Investments, terms for loans, processes, and other parts of real estate can often be overwhelming to someone who hasn’t received a degree in real estate.  If you are looking for definitions and actions behind those definitions, then don’t forget about getting the right appraisals.  This will help you if you are looking for the right market for your home. 

An appraisal consists of a professional opinion that is made about a property.  Included in this opinion are several factors that allow for this statement to be made.  Overall, the appraisal will lead to the conclusion of what the market value is.  If the market price can not be defined easily, then someone can look at the different parts of the property and determine what they believe the market price should be.  Usually, this will be done by an inspector looking at the various mechanics that may have been swept underneath the rug.  

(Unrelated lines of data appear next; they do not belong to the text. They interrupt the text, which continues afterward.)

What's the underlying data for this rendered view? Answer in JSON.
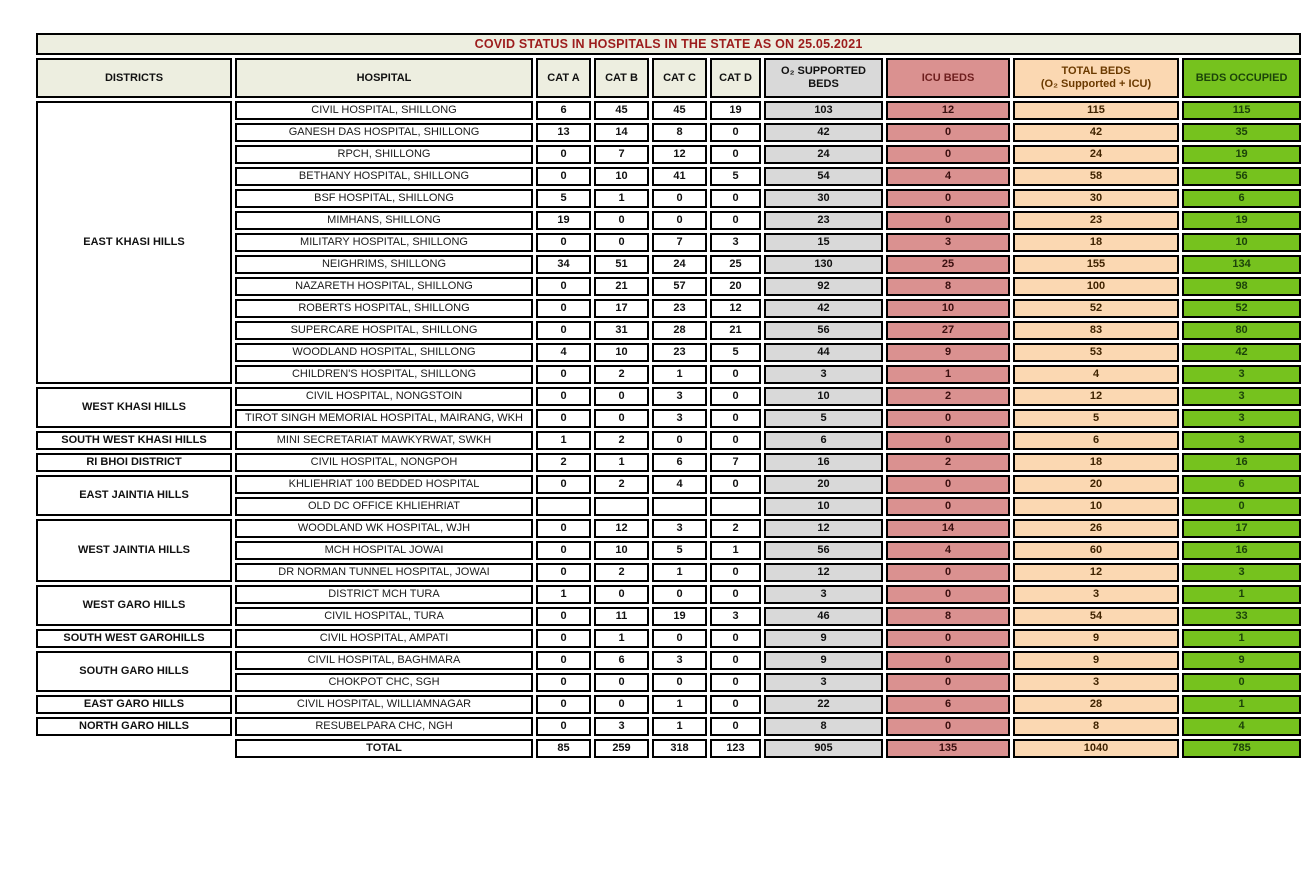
{
  "title": "COVID STATUS IN HOSPITALS IN THE STATE AS ON 25.05.2021",
  "colors": {
    "header_beige": "#EDEEE0",
    "o2_gray": "#D9D9D9",
    "icu_salmon": "#DA9190",
    "total_peach": "#FBD8B2",
    "occupied_green": "#76C21E",
    "title_text": "#9C1C1C",
    "border": "#000000"
  },
  "header": {
    "districts": "DISTRICTS",
    "hospital": "HOSPITAL",
    "cat_a": "CAT A",
    "cat_b": "CAT B",
    "cat_c": "CAT C",
    "cat_d": "CAT D",
    "o2": "O₂ SUPPORTED BEDS",
    "icu": "ICU BEDS",
    "total_line1": "TOTAL BEDS",
    "total_line2": "(O₂ Supported + ICU)",
    "occupied": "BEDS OCCUPIED"
  },
  "groups": [
    {
      "district": "EAST KHASI HILLS",
      "hospitals": [
        {
          "name": "CIVIL HOSPITAL, SHILLONG",
          "cat_a": "6",
          "cat_b": "45",
          "cat_c": "45",
          "cat_d": "19",
          "o2": "103",
          "icu": "12",
          "total": "115",
          "occupied": "115"
        },
        {
          "name": "GANESH DAS HOSPITAL, SHILLONG",
          "cat_a": "13",
          "cat_b": "14",
          "cat_c": "8",
          "cat_d": "0",
          "o2": "42",
          "icu": "0",
          "total": "42",
          "occupied": "35"
        },
        {
          "name": "RPCH, SHILLONG",
          "cat_a": "0",
          "cat_b": "7",
          "cat_c": "12",
          "cat_d": "0",
          "o2": "24",
          "icu": "0",
          "total": "24",
          "occupied": "19"
        },
        {
          "name": "BETHANY HOSPITAL, SHILLONG",
          "cat_a": "0",
          "cat_b": "10",
          "cat_c": "41",
          "cat_d": "5",
          "o2": "54",
          "icu": "4",
          "total": "58",
          "occupied": "56"
        },
        {
          "name": "BSF HOSPITAL, SHILLONG",
          "cat_a": "5",
          "cat_b": "1",
          "cat_c": "0",
          "cat_d": "0",
          "o2": "30",
          "icu": "0",
          "total": "30",
          "occupied": "6"
        },
        {
          "name": "MIMHANS, SHILLONG",
          "cat_a": "19",
          "cat_b": "0",
          "cat_c": "0",
          "cat_d": "0",
          "o2": "23",
          "icu": "0",
          "total": "23",
          "occupied": "19"
        },
        {
          "name": "MILITARY HOSPITAL, SHILLONG",
          "cat_a": "0",
          "cat_b": "0",
          "cat_c": "7",
          "cat_d": "3",
          "o2": "15",
          "icu": "3",
          "total": "18",
          "occupied": "10"
        },
        {
          "name": "NEIGHRIMS, SHILLONG",
          "cat_a": "34",
          "cat_b": "51",
          "cat_c": "24",
          "cat_d": "25",
          "o2": "130",
          "icu": "25",
          "total": "155",
          "occupied": "134"
        },
        {
          "name": "NAZARETH HOSPITAL, SHILLONG",
          "cat_a": "0",
          "cat_b": "21",
          "cat_c": "57",
          "cat_d": "20",
          "o2": "92",
          "icu": "8",
          "total": "100",
          "occupied": "98"
        },
        {
          "name": "ROBERTS HOSPITAL, SHILLONG",
          "cat_a": "0",
          "cat_b": "17",
          "cat_c": "23",
          "cat_d": "12",
          "o2": "42",
          "icu": "10",
          "total": "52",
          "occupied": "52"
        },
        {
          "name": "SUPERCARE HOSPITAL, SHILLONG",
          "cat_a": "0",
          "cat_b": "31",
          "cat_c": "28",
          "cat_d": "21",
          "o2": "56",
          "icu": "27",
          "total": "83",
          "occupied": "80"
        },
        {
          "name": "WOODLAND HOSPITAL, SHILLONG",
          "cat_a": "4",
          "cat_b": "10",
          "cat_c": "23",
          "cat_d": "5",
          "o2": "44",
          "icu": "9",
          "total": "53",
          "occupied": "42"
        },
        {
          "name": "CHILDREN'S HOSPITAL, SHILLONG",
          "cat_a": "0",
          "cat_b": "2",
          "cat_c": "1",
          "cat_d": "0",
          "o2": "3",
          "icu": "1",
          "total": "4",
          "occupied": "3"
        }
      ]
    },
    {
      "district": "WEST KHASI HILLS",
      "hospitals": [
        {
          "name": "CIVIL HOSPITAL, NONGSTOIN",
          "cat_a": "0",
          "cat_b": "0",
          "cat_c": "3",
          "cat_d": "0",
          "o2": "10",
          "icu": "2",
          "total": "12",
          "occupied": "3"
        },
        {
          "name": "TIROT SINGH MEMORIAL HOSPITAL, MAIRANG, WKH",
          "cat_a": "0",
          "cat_b": "0",
          "cat_c": "3",
          "cat_d": "0",
          "o2": "5",
          "icu": "0",
          "total": "5",
          "occupied": "3"
        }
      ]
    },
    {
      "district": "SOUTH WEST KHASI HILLS",
      "hospitals": [
        {
          "name": "MINI SECRETARIAT MAWKYRWAT, SWKH",
          "cat_a": "1",
          "cat_b": "2",
          "cat_c": "0",
          "cat_d": "0",
          "o2": "6",
          "icu": "0",
          "total": "6",
          "occupied": "3"
        }
      ]
    },
    {
      "district": "RI BHOI DISTRICT",
      "hospitals": [
        {
          "name": "CIVIL HOSPITAL, NONGPOH",
          "cat_a": "2",
          "cat_b": "1",
          "cat_c": "6",
          "cat_d": "7",
          "o2": "16",
          "icu": "2",
          "total": "18",
          "occupied": "16"
        }
      ]
    },
    {
      "district": "EAST JAINTIA HILLS",
      "hospitals": [
        {
          "name": "KHLIEHRIAT 100 BEDDED HOSPITAL",
          "cat_a": "0",
          "cat_b": "2",
          "cat_c": "4",
          "cat_d": "0",
          "o2": "20",
          "icu": "0",
          "total": "20",
          "occupied": "6"
        },
        {
          "name": "OLD DC OFFICE KHLIEHRIAT",
          "cat_a": "",
          "cat_b": "",
          "cat_c": "",
          "cat_d": "",
          "o2": "10",
          "icu": "0",
          "total": "10",
          "occupied": "0"
        }
      ]
    },
    {
      "district": "WEST JAINTIA HILLS",
      "hospitals": [
        {
          "name": "WOODLAND WK HOSPITAL, WJH",
          "cat_a": "0",
          "cat_b": "12",
          "cat_c": "3",
          "cat_d": "2",
          "o2": "12",
          "icu": "14",
          "total": "26",
          "occupied": "17"
        },
        {
          "name": "MCH HOSPITAL JOWAI",
          "cat_a": "0",
          "cat_b": "10",
          "cat_c": "5",
          "cat_d": "1",
          "o2": "56",
          "icu": "4",
          "total": "60",
          "occupied": "16"
        },
        {
          "name": "DR NORMAN TUNNEL HOSPITAL, JOWAI",
          "cat_a": "0",
          "cat_b": "2",
          "cat_c": "1",
          "cat_d": "0",
          "o2": "12",
          "icu": "0",
          "total": "12",
          "occupied": "3"
        }
      ]
    },
    {
      "district": "WEST GARO HILLS",
      "hospitals": [
        {
          "name": "DISTRICT MCH TURA",
          "cat_a": "1",
          "cat_b": "0",
          "cat_c": "0",
          "cat_d": "0",
          "o2": "3",
          "icu": "0",
          "total": "3",
          "occupied": "1"
        },
        {
          "name": "CIVIL HOSPITAL, TURA",
          "cat_a": "0",
          "cat_b": "11",
          "cat_c": "19",
          "cat_d": "3",
          "o2": "46",
          "icu": "8",
          "total": "54",
          "occupied": "33"
        }
      ]
    },
    {
      "district": "SOUTH WEST GAROHILLS",
      "hospitals": [
        {
          "name": "CIVIL HOSPITAL, AMPATI",
          "cat_a": "0",
          "cat_b": "1",
          "cat_c": "0",
          "cat_d": "0",
          "o2": "9",
          "icu": "0",
          "total": "9",
          "occupied": "1"
        }
      ]
    },
    {
      "district": "SOUTH GARO HILLS",
      "hospitals": [
        {
          "name": "CIVIL HOSPITAL, BAGHMARA",
          "cat_a": "0",
          "cat_b": "6",
          "cat_c": "3",
          "cat_d": "0",
          "o2": "9",
          "icu": "0",
          "total": "9",
          "occupied": "9"
        },
        {
          "name": "CHOKPOT CHC, SGH",
          "cat_a": "0",
          "cat_b": "0",
          "cat_c": "0",
          "cat_d": "0",
          "o2": "3",
          "icu": "0",
          "total": "3",
          "occupied": "0"
        }
      ]
    },
    {
      "district": "EAST GARO HILLS",
      "hospitals": [
        {
          "name": "CIVIL HOSPITAL, WILLIAMNAGAR",
          "cat_a": "0",
          "cat_b": "0",
          "cat_c": "1",
          "cat_d": "0",
          "o2": "22",
          "icu": "6",
          "total": "28",
          "occupied": "1"
        }
      ]
    },
    {
      "district": "NORTH GARO HILLS",
      "hospitals": [
        {
          "name": "RESUBELPARA CHC, NGH",
          "cat_a": "0",
          "cat_b": "3",
          "cat_c": "1",
          "cat_d": "0",
          "o2": "8",
          "icu": "0",
          "total": "8",
          "occupied": "4"
        }
      ]
    }
  ],
  "total_row": {
    "label": "TOTAL",
    "cat_a": "85",
    "cat_b": "259",
    "cat_c": "318",
    "cat_d": "123",
    "o2": "905",
    "icu": "135",
    "total": "1040",
    "occupied": "785"
  }
}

An appraisal is a necessary requirement when one is looking into selling a home or having the property insured or financed.  It may use several external resources and definitions of what market value may include in relation to the opinion being made in order to determine the price value of a home.  When getting an appraisal, you can expect that the estimates will be based on the various factors that are related to the market at the time.  Instead of just examining the parts of the property, an appraiser will also examine the neighborhood and see what everything else is worth in relation to the property.  

By appraising a property, you will know how much the home is worth in relation to your own needs on the property and in relation to everything around it.  By observing the standards that are set both inside and outside, you will have the ability to know when the timing is right to get involved with your piece of real estate.